Automobiles today are filled with so much driving technology that these features should have a separate owner’s manual.
In fact, it wouldn’t be a surprise if many of these go unused, as the drivers are unaware that the car even has them.
And even if they are aware of them, some might be tricky to access or activate, which may lead owners to ignore their potential.
Now, not all driving technology is superfluous. Some are actually quite useful, and can definitely be of help to drivers. Here are five examples.
Heads-up displays or HUDs used to be unique to luxury cars, but this driving technology has over time slowly made its way to more mass-market models as well.
There are two types of HUDs. Some carmakers fix a glass screen atop the cowl that covers the instrument panel, while others project the pertinent information onto the windscreen.
Of the two, the latter is more seamless because it looks better and more natural. The former can be a distraction, as you need to focus on something that’s not “in” the windscreen.
However, both types are ultimately useful driving technology, for they help keep the driver’s attention on the road ahead. Some systems let the driver tweak the type of information displayed, such as revs, the gear the gearbox is in, and navigation prompts.
While you cannot be 100 percent reliant on this function, it is an extra layer of safety that every driver can appreciate.
Sometimes, a moment of distraction is all it takes to get into an accident. In that split-second lapse of concentration, a jaywalker might suddenly cross the road. Even at moderate speeds (40km/h to 50km/h), you could be travelling quick enough to hit that careless pedestrian.
If your car had autonomous braking, that accident could be averted if the system kicks in and slams on the brakes for you.
This driving technology can also prevent/mitigate collisions by sensing that the car in front has suddenly slowed down. When this happens, you also only have a split-second to brake hard, so having such a system is indeed useful.
Remember, it can only complement your skills. It is no substitute for a focussed and attentive driver.
BLIND SPOT MONITOR
Like autonomous braking, a blind spot monitor is another driving technology that complements the careful driver.
It works by detecting vehicles in your blind spot. When you try to filter lanes and there is something in your blind spot, the system delivers an audible and visual warning.
Some systems are more advanced and intervene by preventing the steering wheel from being turned.
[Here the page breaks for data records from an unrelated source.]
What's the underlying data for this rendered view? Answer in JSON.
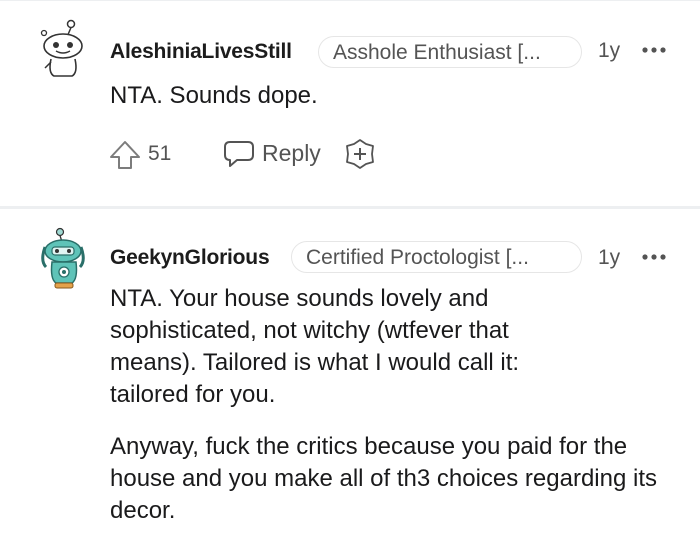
{
  "comments": [
    {
      "username": "AleshiniaLivesStill",
      "flair": "Asshole Enthusiast [...",
      "age": "1y",
      "paragraphs": [
        "NTA. Sounds dope."
      ],
      "upvotes": "51",
      "reply_label": "Reply",
      "avatar_icon": "snoo-avatar-default",
      "accent": "#d7dadc"
    },
    {
      "username": "GeekynGlorious",
      "flair": "Certified Proctologist [...",
      "age": "1y",
      "paragraphs": [
        "NTA. Your house sounds lovely and sophisticated, not witchy (wtfever that means). Tailored is what I would call it: tailored for you.",
        "Anyway, fuck the critics because you paid for the house and you make all of th3 choices regarding its decor."
      ],
      "avatar_icon": "snoo-avatar-teal",
      "accent": "#3aa6a0"
    }
  ]
}
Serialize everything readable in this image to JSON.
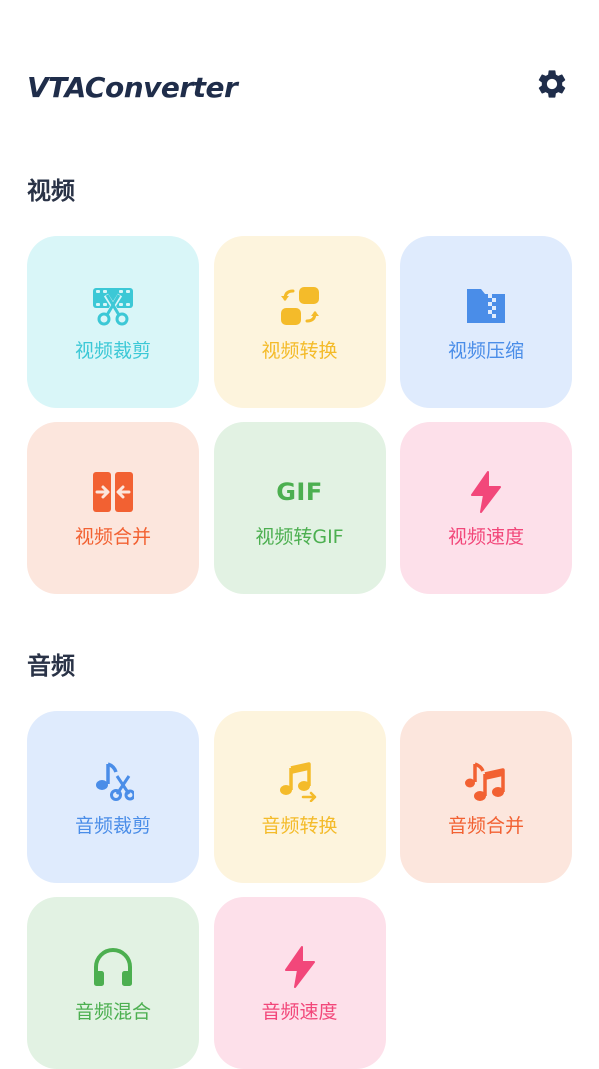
{
  "header": {
    "title": "VTAConverter",
    "settings_icon": "gear-icon",
    "title_color": "#1f2d4a"
  },
  "sections": [
    {
      "title": "视频",
      "tiles": [
        {
          "label": "视频裁剪",
          "icon": "film-scissors-icon",
          "bg": "#d9f6f8",
          "fg": "#3cc8d6"
        },
        {
          "label": "视频转换",
          "icon": "convert-blocks-icon",
          "bg": "#fdf4dd",
          "fg": "#f4bb2a"
        },
        {
          "label": "视频压缩",
          "icon": "zip-file-icon",
          "bg": "#dfebfd",
          "fg": "#4a8de8"
        },
        {
          "label": "视频合并",
          "icon": "merge-arrows-icon",
          "bg": "#fce6dd",
          "fg": "#f26132"
        },
        {
          "label": "视频转GIF",
          "icon": "gif-icon",
          "icon_text": "GIF",
          "bg": "#e2f2e3",
          "fg": "#4caf50"
        },
        {
          "label": "视频速度",
          "icon": "lightning-icon",
          "bg": "#fde0ea",
          "fg": "#f2477a"
        }
      ]
    },
    {
      "title": "音频",
      "tiles": [
        {
          "label": "音频裁剪",
          "icon": "music-scissors-icon",
          "bg": "#dfebfd",
          "fg": "#4a8de8"
        },
        {
          "label": "音频转换",
          "icon": "music-convert-icon",
          "bg": "#fdf4dd",
          "fg": "#f4bb2a"
        },
        {
          "label": "音频合并",
          "icon": "music-notes-icon",
          "bg": "#fce6dd",
          "fg": "#f26132"
        },
        {
          "label": "音频混合",
          "icon": "headphones-icon",
          "bg": "#e2f2e3",
          "fg": "#4caf50"
        },
        {
          "label": "音频速度",
          "icon": "lightning-icon",
          "bg": "#fde0ea",
          "fg": "#f2477a"
        }
      ]
    }
  ]
}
Such systems may even cause the steering wheel to vibrate as a further warning.
BIRD’S-EYE VIEW MONITOR
Cars have progressed from having reversing sensors (which are standard in nearly all new cars) to having reversing cameras or parking cameras.
Today, many large saloons and SUVs also have bird’s-eye view monitors, which enable the driver to check around their vehicle.
A system of cameras provides a 360-degree view of the car’s immediate surroundings, helping a driver park the vehicle in question. This driving technology also helps you ensure that your vehicle is parked straight and doesn’t inconvenience other drivers.
Newer systems even project a 3-D image of the car in the infotainment system and let the driver swipe to rotate the image.
Again, this function is merely a complement, and never a substitute for a driver’s skills, experience and confidence.
AN APP LINKING YOU TO YOUR CAR
This driving technology is still limited to high-end luxury cars, but like HUDs, it could eventually make its way downstream.
Drivers who tend to forget whether they locked their car will find this feature to be a boon. An app that connects you to your car lets you remotely lock and unlock it, and even turn on the ventilation fan.
These apps can also help you locate your vehicle (handy in caparks like Suntec City’s) by tooting the horn or flashing the headlights.
Some brands take this driving technology even further.
The MINI Connected app, for instance, lets you “sync” your calendar with it. Your appointment locations can then be inputted into the navigation system, which uses real-time traffic info to help you get to meetings on time.